Malam Minggu dan tetap harus bekerja? Itu sih, biasa bagi freelancer. Contohnya, malam ini. Di saat semua orang hang out bersama keluarga, saya tetap harus mengerjakan tugas. Lalu, bagaimana kalau pada waktu yang bersamaan, anak minta main ke mall?
Jadi, begini. Setiap malam Minggu, komunitas pecinta diecast (mobil-mobilan yang dibuat menyerupai mobil aslinya), mengadakan acara lomba. Lokasinya di Kalisari, Jakarta Timur. Pesertanya biasanya para penggemar diecast yang sudah sering meraih juara lomba hingga ke tingkat nasional. Selama ini saya nggak pernah mau ikut ke tempat lomba itu, karena waktunya malam hari, bahkan bisa sampai dini hari, dan saya pikir yang datang hanya bapak-bapak Tapi, hari ini beda.

Sejak sore Rexy ingin main diecast di Mall Tamini. Saya agak repot, karena harus mengerjakan pekerjaan yang deadline-nya sudah di depan mata. Otak saya pun langsung berputar, mengingat-ingat lokasi di Mall Tamini yang bisa leluasa menggunakan charger, baik untuk laptop maupun ponsel. Ah, kayaknya nggak ada, deh.
Saya pun membujuk Rexy agar tidak usah ke Tamini hari ini. Sayang, bujukan saya nggak mempan. Rexy ngambek, nangis sesenggukan sambil guling-gulingan di tempat tidur. Saya jadi timbul iba. Sementara, Ayah juga perlu menemui temannya di arena lomba balap diecast.

Sore sudah lewat. Masalah ini belum juga terpecahkan. Akhirnya, Ayah kasih solusi terbaik. Malam ini Ayah mengajak saya dan Rexy ke tempat lomba balap diecast. Saya langsung mengajukan syarat, di lokasi saya harus bisa nyaman bekerja, dengan membawa dua laptop. Ayah langsung mengacungkan jempol. Katanya, itu hal kecil.
Lalu, peralatan perang pun disiapkan. Dua buah laptop berikut mouse-nya, dua buah charger laptop, dua charger ponsel, masuk ke ransel Ayah. Mengapa saya harus membawa dua laptop? Sebab, pekerjaan kali ini membutuhkan aplikasi yang tidak bisa diinstall di laptop kecil saya (baca: netbook).

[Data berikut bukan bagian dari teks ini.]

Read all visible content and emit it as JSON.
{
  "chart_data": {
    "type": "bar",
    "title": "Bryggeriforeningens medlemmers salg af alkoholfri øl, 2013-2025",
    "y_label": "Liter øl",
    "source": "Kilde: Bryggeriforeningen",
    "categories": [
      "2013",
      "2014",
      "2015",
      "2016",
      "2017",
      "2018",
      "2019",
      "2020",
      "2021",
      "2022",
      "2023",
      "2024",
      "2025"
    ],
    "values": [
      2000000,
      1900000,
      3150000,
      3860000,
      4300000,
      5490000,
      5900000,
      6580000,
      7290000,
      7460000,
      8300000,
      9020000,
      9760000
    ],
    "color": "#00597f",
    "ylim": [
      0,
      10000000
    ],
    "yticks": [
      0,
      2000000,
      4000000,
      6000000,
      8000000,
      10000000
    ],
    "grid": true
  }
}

Sedangkan, laptop besar suka restart dengan sendirinya, sehingga saya ngeri ngetik di laptop ini karena takut tiba-tiba “kumat”, sementara saya belum sempat nge-save pekerjaan.

Saya lega. Tiga kepala dengan tiga keperluan dan keinginan yang berbeda-beda, sudah menemukan jalannya. Masalah pun terpecahkan tanpa ada yang merasa “dianaktirikan”. Rexy bisa bermain, Ayah bisa menemui temannya, saya pun tetap bisa kerja.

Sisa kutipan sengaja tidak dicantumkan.